Rousseau souligne que les violences sexuelles ne sont pas perçues comme une priorité et que cela constitue un dysfonctionnement majeur. "Actuellement, ces actes ne sont pas considérés comme des enjeux graves pour l'ordre public, et cela doit changer," prévient-elle.
Un appel à une révolution des moyens
Afin de contrer l'inaction, la parlementaire conteste les propos du président Emmanuel Macron, qui évoque des questions de responsabilité plutôt que de moyens. Elle souligne : "Ce n’est pas suffisant de dire que la responsabilité doit être clarifiée. Il nous faut augmenter les ressources et réformer la Justice pour permettre aux victimes de se faire entendre." Elle appelle à une "révolution" qui porterait non seulement sur des ressources, mais aussi sur la façon dont la parole des enfants est prise en compte.

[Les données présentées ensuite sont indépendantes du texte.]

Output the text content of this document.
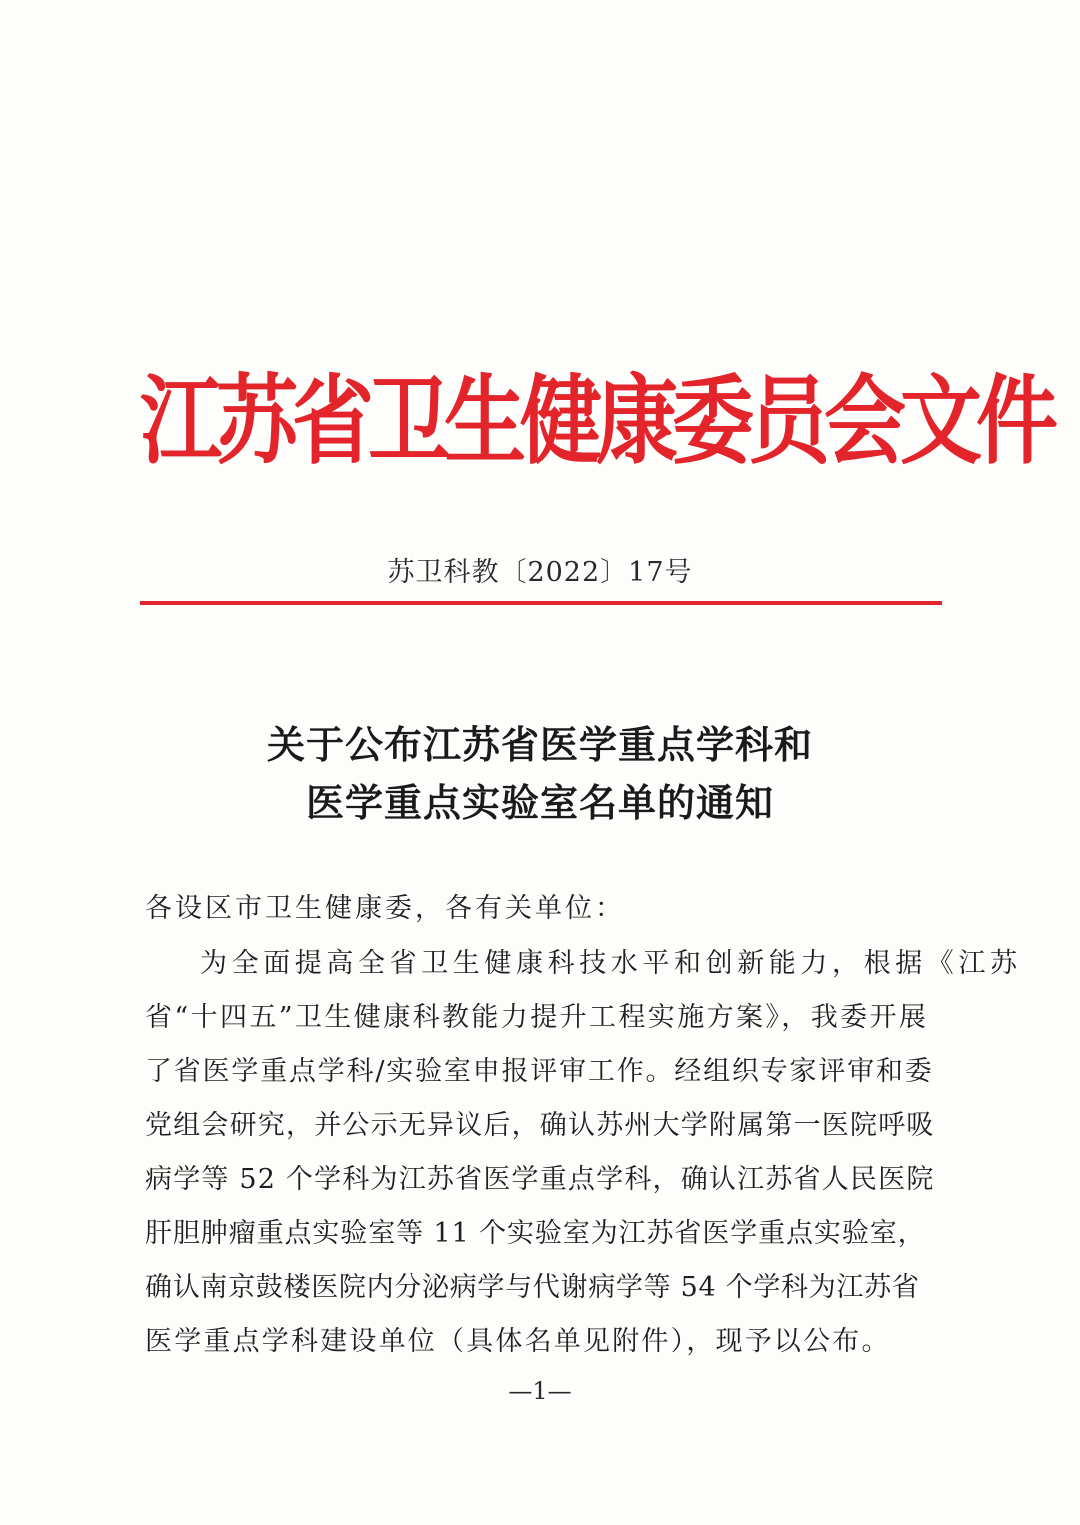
江苏省卫生健康委员会文件
苏卫科教〔2022〕17号
关于公布江苏省医学重点学科和
医学重点实验室名单的通知
各设区市卫生健康委，各有关单位：
为全面提高全省卫生健康科技水平和创新能力，根据《江苏
省“十四五”卫生健康科教能力提升工程实施方案》，我委开展
了省医学重点学科/实验室申报评审工作。经组织专家评审和委
党组会研究，并公示无异议后，确认苏州大学附属第一医院呼吸
病学等 52 个学科为江苏省医学重点学科，确认江苏省人民医院
肝胆肿瘤重点实验室等 11 个实验室为江苏省医学重点实验室，
确认南京鼓楼医院内分泌病学与代谢病学等 54 个学科为江苏省
医学重点学科建设单位（具体名单见附件），现予以公布。
—1—
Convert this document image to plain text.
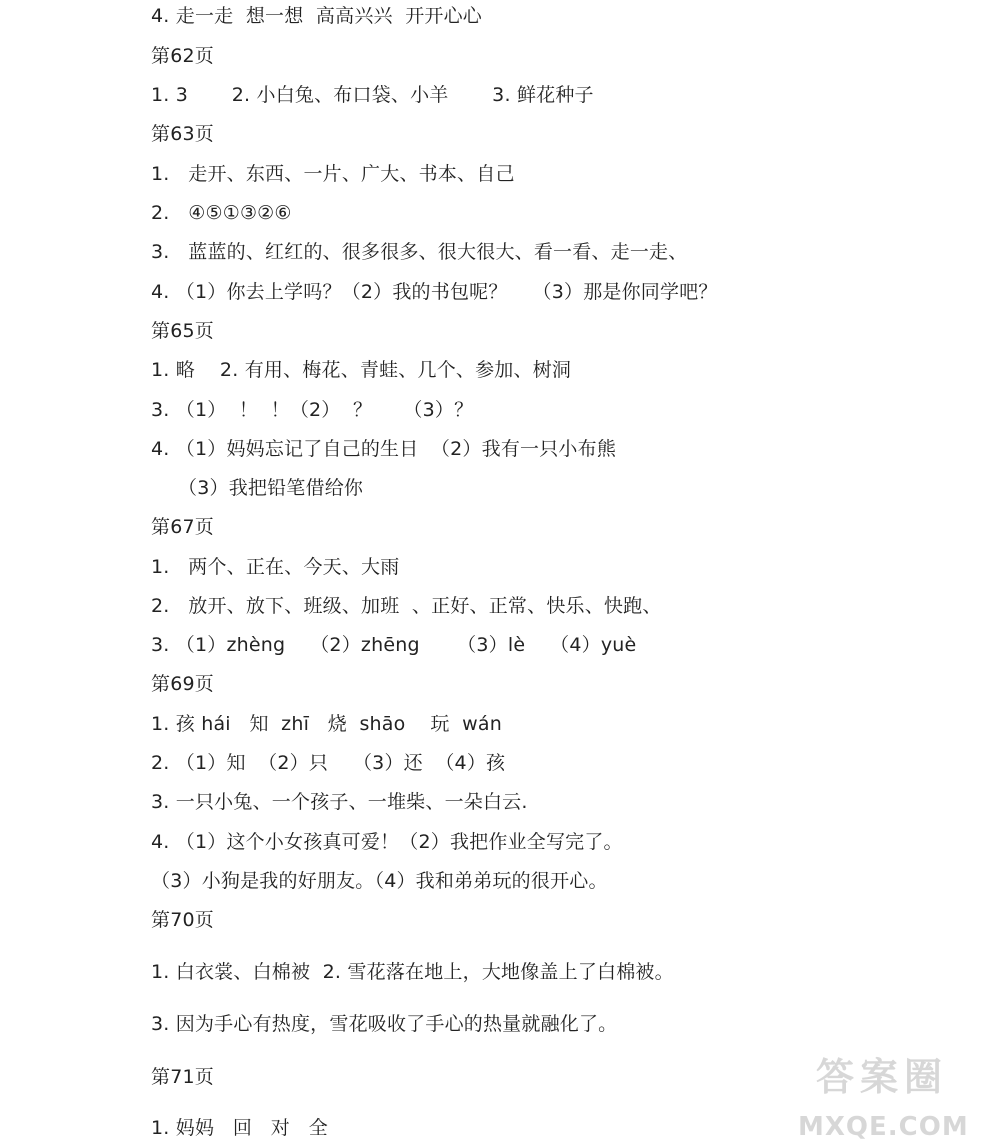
4. 走一走  想一想  高高兴兴  开开心心
第62页
1. 3       2. 小白兔、布口袋、小羊       3. 鲜花种子
第63页
1.   走开、东西、一片、广大、书本、自己
2.   ④⑤①③②⑥
3.   蓝蓝的、红红的、很多很多、很大很大、看一看、走一走、
4. （1）你去上学吗？（2）我的书包呢？    （3）那是你同学吧？
第65页
1. 略    2. 有用、梅花、青蛙、几个、参加、树洞
3. （1）  ！  ！（2）  ？     （3）？
4. （1）妈妈忘记了自己的生日  （2）我有一只小布熊
（3）我把铅笔借给你
第67页
1.   两个、正在、今天、大雨
2.   放开、放下、班级、加班  、正好、正常、快乐、快跑、
3. （1）zhèng    （2）zhēng      （3）lè    （4）yuè
第69页
1. 孩 hái   知  zhī   烧  shāo    玩  wán
2. （1）知  （2）只    （3）还  （4）孩
3. 一只小兔、一个孩子、一堆柴、一朵白云.
4. （1）这个小女孩真可爱！（2）我把作业全写完了。
（3）小狗是我的好朋友。（4）我和弟弟玩的很开心。
第70页
1. 白衣裳、白棉被  2. 雪花落在地上，大地像盖上了白棉被。
3. 因为手心有热度，雪花吸收了手心的热量就融化了。
第71页
1. 妈妈   回   对   全
答案圈
MXQE.COM
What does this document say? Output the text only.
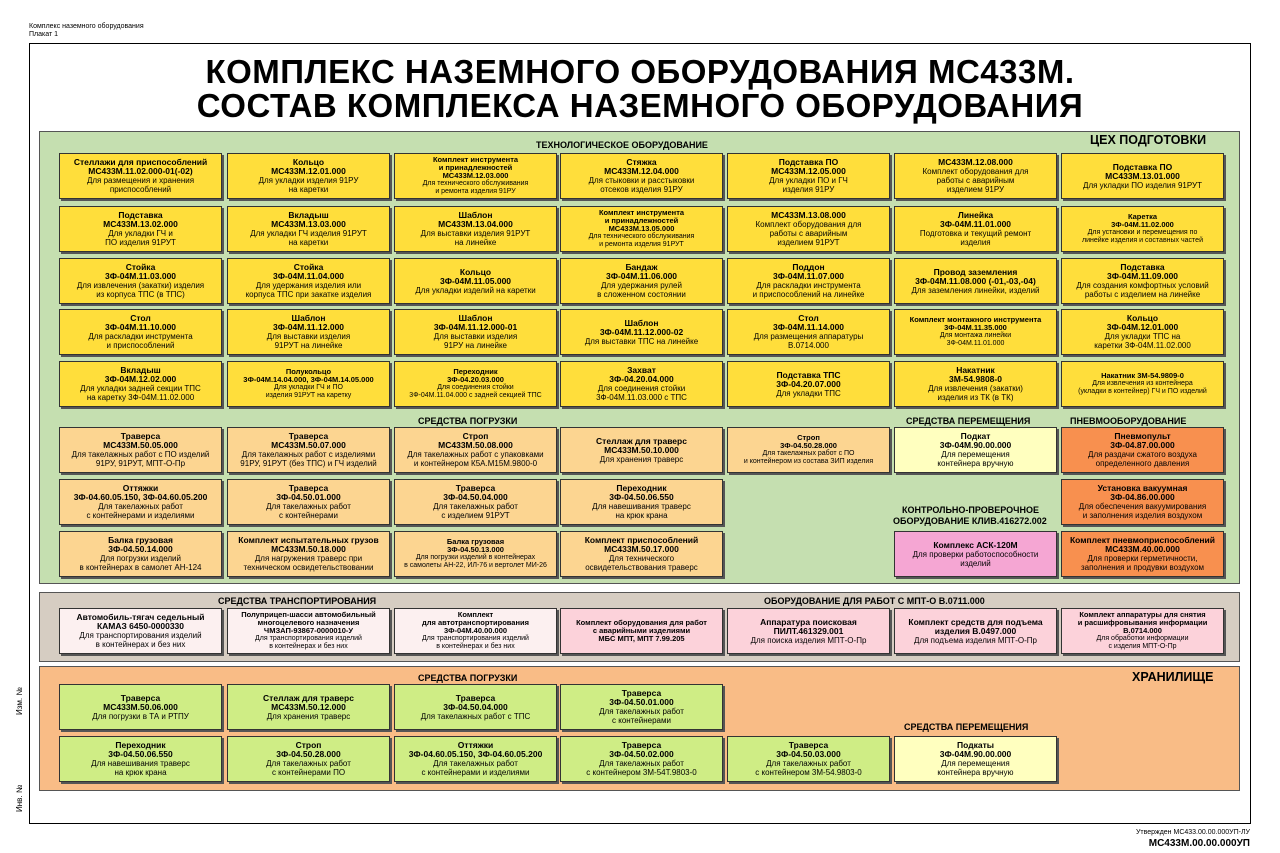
Комплекс наземного оборудования
Плакат 1
КОМПЛЕКС НАЗЕМНОГО ОБОРУДОВАНИЯ МС433М.
СОСТАВ КОМПЛЕКСА НАЗЕМНОГО ОБОРУДОВАНИЯ
ЦЕХ ПОДГОТОВКИ
ТЕХНОЛОГИЧЕСКОЕ ОБОРУДОВАНИЕ
Стеллажи для приспособлений
МС433М.11.02.000-01(-02)
Для размещения и хранения
приспособлений
Кольцо
МС433М.12.01.000
Для укладки изделия 91РУ
на каретки
Комплект инструмента
и принадлежностей
МС433М.12.03.000
Для технического обслуживания
и ремонта изделия 91РУ
Стяжка
МС433М.12.04.000
Для стыковки и расстыковки
отсеков изделия 91РУ
Подставка ПО
МС433М.12.05.000
Для укладки ПО и ГЧ
изделия 91РУ
МС433М.12.08.000
Комплект оборудования для
работы с аварийным
изделием 91РУ
Подставка ПО
МС433М.13.01.000
Для укладки ПО изделия 91РУТ
Подставка
МС433М.13.02.000
Для укладки ГЧ и
ПО изделия 91РУТ
Вкладыш
МС433М.13.03.000
Для укладки ГЧ изделия 91РУТ
на каретки
Шаблон
МС433М.13.04.000
Для выставки изделия 91РУТ
на линейке
Комплект инструмента
и принадлежностей
МС433М.13.05.000
Для технического обслуживания
и ремонта изделия 91РУТ
МС433М.13.08.000
Комплект оборудования для
работы с аварийным
изделием 91РУТ
Линейка
3Ф-04М.11.01.000
Подготовка и текущий ремонт
изделия
Каретка
3Ф-04М.11.02.000
Для установки и перемещения по
линейке изделия и составных частей
Стойка
3Ф-04М.11.03.000
Для извлечения (закатки) изделия
из корпуса ТПС (в ТПС)
Стойка
3Ф-04М.11.04.000
Для удержания изделия или
корпуса ТПС при закатке изделия
Кольцо
3Ф-04М.11.05.000
Для укладки изделий на каретки
Бандаж
3Ф-04М.11.06.000
Для удержания рулей
в сложенном состоянии
Поддон
3Ф-04М.11.07.000
Для раскладки инструмента
и приспособлений на линейке
Провод заземления
3Ф-04М.11.08.000 (-01,-03,-04)
Для заземления линейки, изделий
Подставка
3Ф-04М.11.09.000
Для создания комфортных условий
работы с изделием на линейке
Стол
3Ф-04М.11.10.000
Для раскладки инструмента
и приспособлений
Шаблон
3Ф-04М.11.12.000
Для выставки изделия
91РУТ на линейке
Шаблон
3Ф-04М.11.12.000-01
Для выставки изделия
91РУ на линейке
Шаблон
3Ф-04М.11.12.000-02
Для выставки ТПС на линейке
Стол
3Ф-04М.11.14.000
Для размещения аппаратуры
В.0714.000
Комплект монтажного инструмента
3Ф-04М.11.35.000
Для монтажа линейки
3Ф-04М.11.01.000
Кольцо
3Ф-04М.12.01.000
Для укладки ТПС на
каретки 3Ф-04М.11.02.000
Вкладыш
3Ф-04М.12.02.000
Для укладки задней секции ТПС
на каретку 3Ф-04М.11.02.000
Полукольцо
3Ф-04М.14.04.000, 3Ф-04М.14.05.000
Для укладки ГЧ и ПО
изделия 91РУТ на каретку
Переходник
3Ф-04.20.03.000
Для соединения стойки
3Ф-04М.11.04.000 с задней секцией ТПС
Захват
3Ф-04.20.04.000
Для соединения стойки
3Ф-04М.11.03.000 с ТПС
Подставка ТПС
3Ф-04.20.07.000
Для укладки ТПС
Накатник
3М-54.9808-0
Для извлечения (закатки)
изделия из ТК (в ТК)
Накатник 3М-54.9809-0
Для извлечения из контейнера
(укладки в контейнер) ГЧ и ПО изделий
СРЕДСТВА ПОГРУЗКИ	СРЕДСТВА ПЕРЕМЕЩЕНИЯ	ПНЕВМООБОРУДОВАНИЕ
КОНТРОЛЬНО-ПРОВЕРОЧНОЕ
ОБОРУДОВАНИЕ КЛИВ.416272.002
Траверса
МС433М.50.05.000
Для такелажных работ с ПО изделий
91РУ, 91РУТ, МПТ-О-Пр
Траверса
МС433М.50.07.000
Для такелажных работ с изделиями
91РУ, 91РУТ (без ТПС) и ГЧ изделий
Строп
МС433М.50.08.000
Для такелажных работ с упаковками
и контейнером К5А.М15М.9800-0
Стеллаж для траверс
МС433М.50.10.000
Для хранения траверс
Строп
3Ф-04.50.28.000
Для такелажных работ с ПО
и контейнером из состава ЗИП изделия
Оттяжки
3Ф-04.60.05.150, 3Ф-04.60.05.200
Для такелажных работ
с контейнерами и изделиями
Траверса
3Ф-04.50.01.000
Для такелажных работ
с контейнерами
Траверса
3Ф-04.50.04.000
Для такелажных работ
с изделием 91РУТ
Переходник
3Ф-04.50.06.550
Для навешивания траверс
на крюк крана
Балка грузовая
3Ф-04.50.14.000
Для погрузки изделий
в контейнерах в самолет АН-124
Комплект испытательных грузов
МС433М.50.18.000
Для нагружения траверс при
техническом освидетельствовании
Балка грузовая
3Ф-04.50.13.000
Для погрузки изделий в контейнерах
в самолеты АН-22, ИЛ-76 и вертолет МИ-26
Комплект приспособлений
МС433М.50.17.000
Для технического
освидетельствования траверс
Подкат
3Ф-04М.90.00.000
Для перемещения
контейнера вручную
Пневмопульт
3Ф-04.87.00.000
Для раздачи сжатого воздуха
определенного давления
Установка вакуумная
3Ф-04.86.00.000
Для обеспечения вакуумирования
и заполнения изделия воздухом
Комплект пневмоприспособлений
МС433М.40.00.000
Для проверки герметичности,
заполнения и продувки воздухом
Комплекс АСК-120М
Для проверки работоспособности
изделий
СРЕДСТВА ТРАНСПОРТИРОВАНИЯ	ОБОРУДОВАНИЕ ДЛЯ РАБОТ С МПТ-О В.0711.000
Автомобиль-тягач седельный
КАМАЗ 6450-0000330
Для транспортирования изделий
в контейнерах и без них
Полуприцеп-шасси автомобильный
многоцелевого назначения
ЧМЗАП-93867-0000010-У
Для транспортирования изделий
в контейнерах и без них
Комплект
для автотранспортирования
3Ф-04М.40.00.000
Для транспортирования изделий
в контейнерах и без них
Комплект оборудования для работ
с аварийными изделиями
МБС МПТ, МПТ 7.99.205
Аппаратура поисковая
ПИЛТ.461329.001
Для поиска изделия МПТ-О-Пр
Комплект средств для подъема
изделия В.0497.000
Для подъема изделия МПТ-О-Пр
Комплект аппаратуры для снятия
и расшифровывания информации
В.0714.000
Для обработки информации
с изделия МПТ-О-Пр
ХРАНИЛИЩЕ
СРЕДСТВА ПОГРУЗКИ
СРЕДСТВА ПЕРЕМЕЩЕНИЯ
Траверса
МС433М.50.06.000
Для погрузки в ТА и РТПУ
Стеллаж для траверс
МС433М.50.12.000
Для хранения траверс
Траверса
3Ф-04.50.04.000
Для такелажных работ с ТПС
Траверса
3Ф-04.50.01.000
Для такелажных работ
с контейнерами
Переходник
3Ф-04.50.06.550
Для навешивания траверс
на крюк крана
Строп
3Ф-04.50.28.000
Для такелажных работ
с контейнерами ПО
Оттяжки
3Ф-04.60.05.150, 3Ф-04.60.05.200
Для такелажных работ
с контейнерами и изделиями
Траверса
3Ф-04.50.02.000
Для такелажных работ
с контейнером 3М-54Т.9803-0
Траверса
3Ф-04.50.03.000
Для такелажных работ
с контейнером 3М-54.9803-0
Подкаты
3Ф-04М.90.00.000
Для перемещения
контейнера вручную
Изм. №
Инв. №
Утвержден МС433.00.00.000УП-ЛУ
МС433М.00.00.000УП
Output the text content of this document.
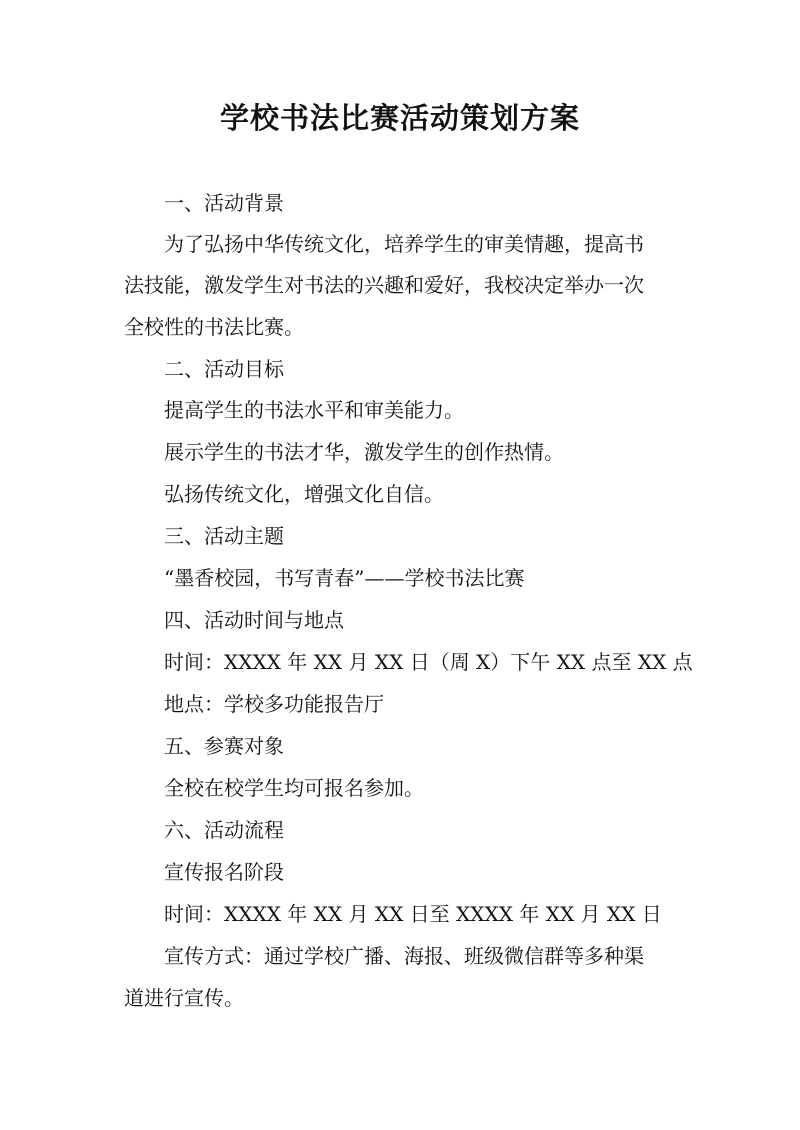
学校书法比赛活动策划方案
一、活动背景
为了弘扬中华传统文化，培养学生的审美情趣，提高书
法技能，激发学生对书法的兴趣和爱好，我校决定举办一次
全校性的书法比赛。
二、活动目标
提高学生的书法水平和审美能力。
展示学生的书法才华，激发学生的创作热情。
弘扬传统文化，增强文化自信。
三、活动主题
“墨香校园，书写青春”——学校书法比赛
四、活动时间与地点
时间：XXXX 年 XX 月 XX 日（周 X）下午 XX 点至 XX 点
地点：学校多功能报告厅
五、参赛对象
全校在校学生均可报名参加。
六、活动流程
宣传报名阶段
时间：XXXX 年 XX 月 XX 日至 XXXX 年 XX 月 XX 日
宣传方式：通过学校广播、海报、班级微信群等多种渠
道进行宣传。
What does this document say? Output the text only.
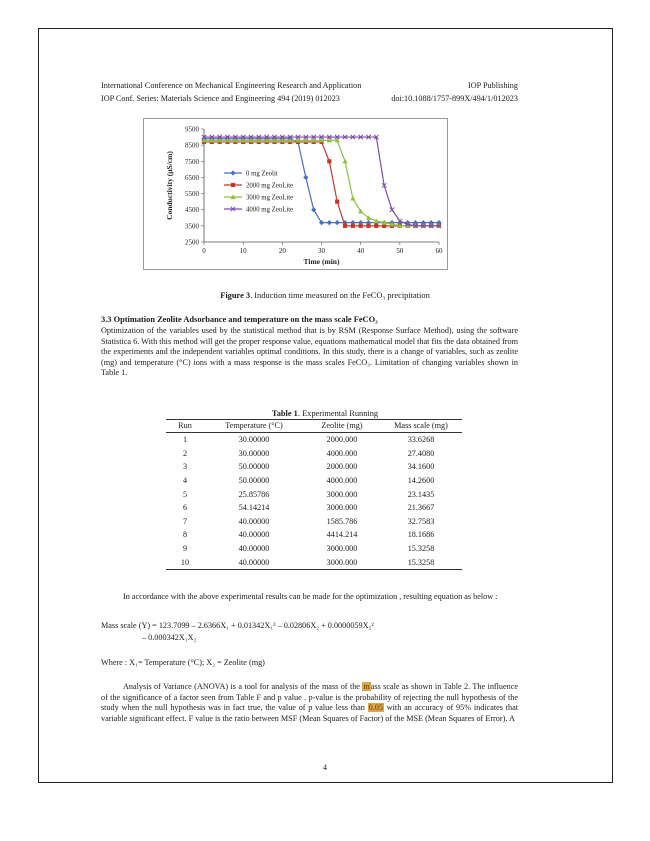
International Conference on Mechanical Engineering Research and Application	IOP Publishing
IOP Conf. Series: Materials Science and Engineering 494 (2019) 012023	doi:10.1088/1757-899X/494/1/012023
2500
3500
4500
5500
6500
7500
8500
9500
0	10	20	30	40	50	60
Time (min)
Conductivity (µS/cm)	0 mg Zeolit
2000 mg ZeoLite
3000 mg ZeoLite
4000 mg ZeoLite
Figure 3. Induction time measured on the FeCO₃ precipitation
3.3 Optimation Zeolite Adsorbance and temperature on the mass scale FeCO₃
Optimization of the variables used by the statistical method that is by RSM (Response Surface Method), using the software Statistica 6. With this method will get the proper response value, equations mathematical model that fits the data obtained from the experiments and the independent variables optimal conditions. In this study, there is a change of variables, such as zeolite (mg) and temperature (°C) ions with a mass response is the mass scales FeCO₃. Limitation of changing variables shown in Table 1.
Table 1. Experimental Running
Run	Temperature (°C)	Zeolite (mg)	Mass scale (mg)
1	30.00000	2000.000	33.6268
2	30.00000	4000.000	27.4080
3	50.00000	2000.000	34.1600
4	50.00000	4000.000	14.2600
5	25.85786	3000.000	23.1435
6	54.14214	3000.000	21.3667
7	40.00000	1585.786	32.7583
8	40.00000	4414.214	18.1686
9	40.00000	3000.000	15.3258
10	40.00000	3000.000	15.3258
In accordance with the above experimental results can be made for the optimization , resulting equation as below :
Mass scale (Y) = 123.7099 – 2.6366X₁ + 0.01342X₁² – 0.02806X₂ + 0.0000059X₂²
– 0.000342X₁X₂
Where : X₁= Temperature (°C); X₂ = Zeolite (mg)
Analysis of Variance (ANOVA) is a tool for analysis of the mass of the mass scale as shown in Table 2. The influence of the significance of a factor seen from Table F and p value . p-value is the probability of rejecting the null hypothesis of the study when the null hypothesis was in fact true, the value of p value less than 0.05 with an accuracy of 95% indicates that variable significant effect. F value is the ratio between MSF (Mean Squares of Factor) of the MSE (Mean Squares of Error). A
4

Rousseau, tout comme ses pairs de La France Insoumise, appelle à la démission du ministre de la Justice. "Cela ne suffit pas de changer un visage, il faut changer le système. Sommes-nous vraiment prêts à affronter notre rapport avec ces violences?" demande-t-elle.
Une plainte tardive au cœur de la polémique
Dans l'affaire de Lyhanna, une plainte déposée en août 2025 soulève des questions. Cette plainte, pour des actes de viol perpétrés entre 2024 et 2025, a été maltraitée par les autorités judiciaires, qui ont tardé à agir malgré des éléments d'enquête accablants. Le ministre de l'Intérieur, Laurent Nuñez, a exprimé son indignation face à cette situation, révélant des lacunes inquiétantes dans la gestion des plaintes.
Ce drame tragique met au jour une réalité douloureuse : la lutte contre les violences sexuelles nécessite une mobilisation collective et des réformes profondes. Pour des sources plaidant en faveur d’une revitalisation du système judiciaire, telles que Le Monde, il est essentiel d’agir maintenant pour éviter que de tels drames ne se reproduisent à l’avenir.